Le Thu, 10 Nov 2011 08:43:40 +0000,
What do you mean by "decidable equality"?

Something like "forall (s1 s2: set A), {s1=s2}+{s1<>s2}" or some weaker
stuff like : "forall (s1 s2: set A),
(forall x, In x s1 <-> In x s2)
+{x:A | (In x s1 /\ ~(In x s2)) \/ (In x s2 /\ ~(In x s1))}"

For the first case (intentionnal equality), I doubt you have it in the
current implementation of MSets.
This is due to the fact that if I well remember, MSet is just a module
Type, so it can have many implementations, and for some implementations
(for instance with AVL), you have no guarantee that you have a unique
representant.

If you want intentionnal equality, you need to find an implementation
which ensures that you have unicity of representants (and of course
have a proof of it).

I also hope that your two types are not mutually recursives.

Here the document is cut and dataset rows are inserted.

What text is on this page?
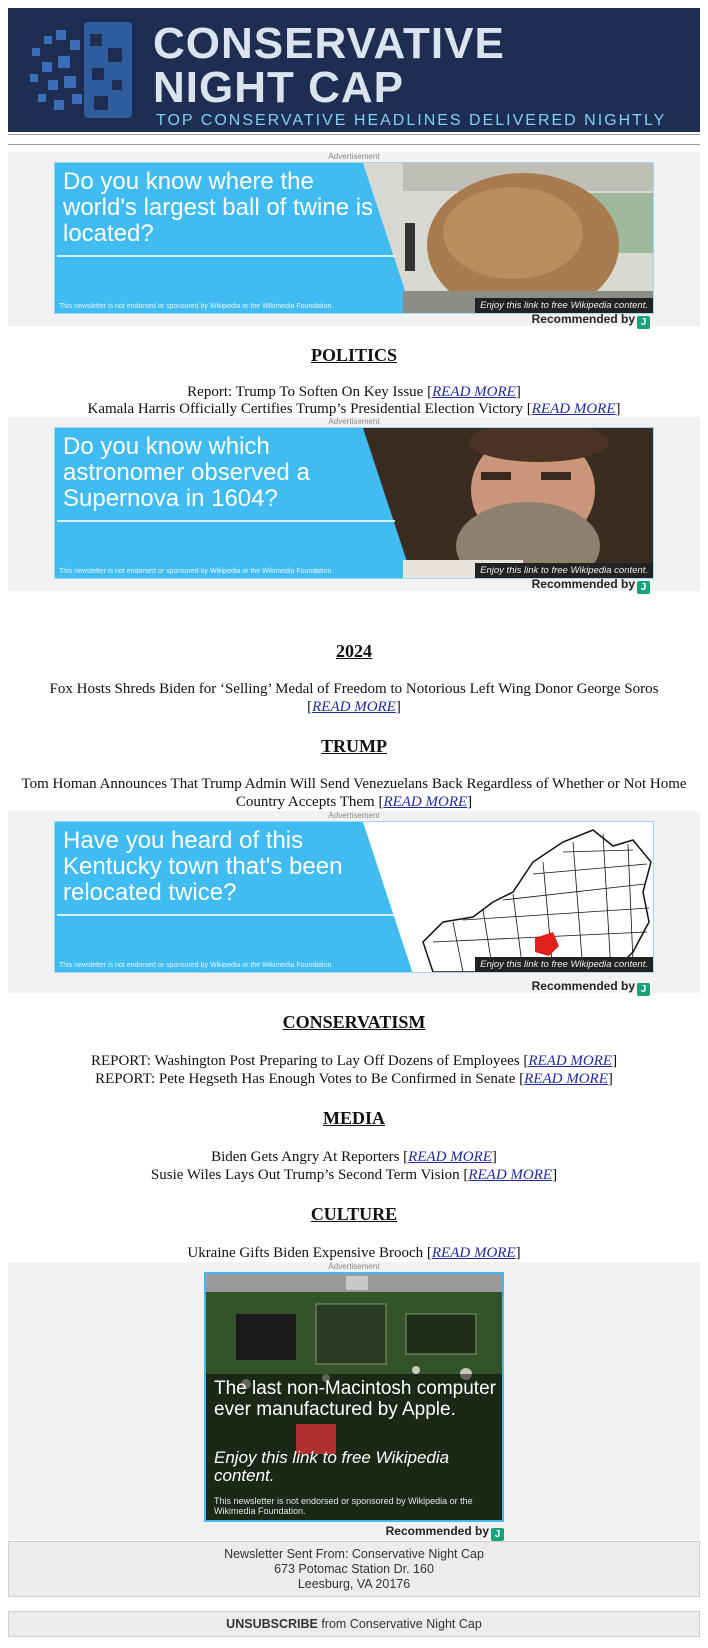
CONSERVATIVE
NIGHT CAP
TOP CONSERVATIVE HEADLINES DELIVERED NIGHTLY
Advertisement
Do you know where the world's largest ball of twine is located?
This newsletter is not endorsed or sponsored by Wikipedia or the Wikimedia Foundation.	Enjoy this link to free Wikipedia content.
Recommended by J
POLITICS
Report: Trump To Soften On Key Issue [READ MORE]
Kamala Harris Officially Certifies Trump’s Presidential Election Victory [READ MORE]
Advertisement
Do you know which astronomer observed a Supernova in 1604?
This newsletter is not endorsed or sponsored by Wikipedia or the Wikimedia Foundation.	Enjoy this link to free Wikipedia content.
Recommended by J
2024
Fox Hosts Shreds Biden for ‘Selling’ Medal of Freedom to Notorious Left Wing Donor George Soros
[READ MORE]
TRUMP
Tom Homan Announces That Trump Admin Will Send Venezuelans Back Regardless of Whether or Not Home Country Accepts Them [READ MORE]
Advertisement
Have you heard of this Kentucky town that's been relocated twice?
This newsletter is not endorsed or sponsored by Wikipedia or the Wikimedia Foundation.	Enjoy this link to free Wikipedia content.
Recommended by J
CONSERVATISM
REPORT: Washington Post Preparing to Lay Off Dozens of Employees [READ MORE]
REPORT: Pete Hegseth Has Enough Votes to Be Confirmed in Senate [READ MORE]
MEDIA
Biden Gets Angry At Reporters [READ MORE]
Susie Wiles Lays Out Trump’s Second Term Vision [READ MORE]
CULTURE
Ukraine Gifts Biden Expensive Brooch [READ MORE]
Advertisement
The last non-Macintosh computer ever manufactured by Apple.
Enjoy this link to free Wikipedia content.
This newsletter is not endorsed or sponsored by Wikipedia or the Wikimedia Foundation.
Recommended by J
Newsletter Sent From: Conservative Night Cap
673 Potomac Station Dr. 160
Leesburg, VA 20176
UNSUBSCRIBE from Conservative Night Cap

After looking at http://coq.inria.fr/stdlib/Coq.MSets.MSetList.html#,
it seems that you can do it with sorted lists (less efficient than AVL
though).
-------------------------------------------------------

Require Import MSets.
Require Import MSetList.

Print OrderedTypeWithLeibniz.

Module OWL.
Definition t := nat.
Definition eq := @eq t.
Instance eq_equiv : Equivalence eq.
Definition lt := lt.
Instance lt_strorder : StrictOrder lt.
Instance lt_compat : Proper (eq ==> eq ==> iff) lt.
Proof.
now unfold eq; split; subst.
Qed.
SearchPattern (nat -> nat -> comparison).
Definition compare := Compare_dec.nat_compare.
SearchAbout CompSpec.
(*So, nothing here on nat*)
Lemma compare_spec : forall x y, CompSpec eq lt x y (compare x y).
Proof.
SearchPattern (forall x y, Compare_dec.nat_compare x y = _ -> _).
intros; case_eq (compare x y); constructor.
now apply Compare_dec.nat_compare_eq.
now apply Compare_dec.nat_compare_Lt_lt.
now apply Compare_dec.nat_compare_Gt_gt.
Qed.
SearchPattern (forall (a b:nat), {a=b}+{a<>b}).
Definition eq_dec := Peano_dec.eq_nat_dec.
Definition eq_leibniz a b (H:eq a b) := H.
End OWL.

Module NatSet := MakeWithLeibniz OWL.

Inductive exemple :=
| A : exemple
| B : NatSet.t -> exemple
| C : NatSet.t -> bool -> exemple.

Definition eq_dec : forall (a b:exemple), {a=b}+{a<>b}.
intros; decide equality.
destruct (NatSet.eq_dec t t0).
now left; apply NatSet.eq_leibniz.
right; intro; apply n; clear n; subst.
reflexivity.
apply bool_dec.
destruct (NatSet.eq_dec t t0).
now left; apply NatSet.eq_leibniz.
right; intro; apply n; clear n; subst.
reflexivity.
Defined.

Incidentally, the commonness of this sort of question indicates a
fundamental problem with coqdoc or even with Coq source file
organization: there is no clear separation of implementation and
interface. Someone curious about how to use finite maps or sets should
be able to look at a file, like .mli files in OCaml, that clearly
specifies interfaces only. As it stands now, to see, e.g., the best way
to use the [FMapAVL] module, a newcomer has to know to scroll all the
way to its bottom, past all manner of implementation details, to find
the functor [Make]; and this description holds of the coqdoc output, too.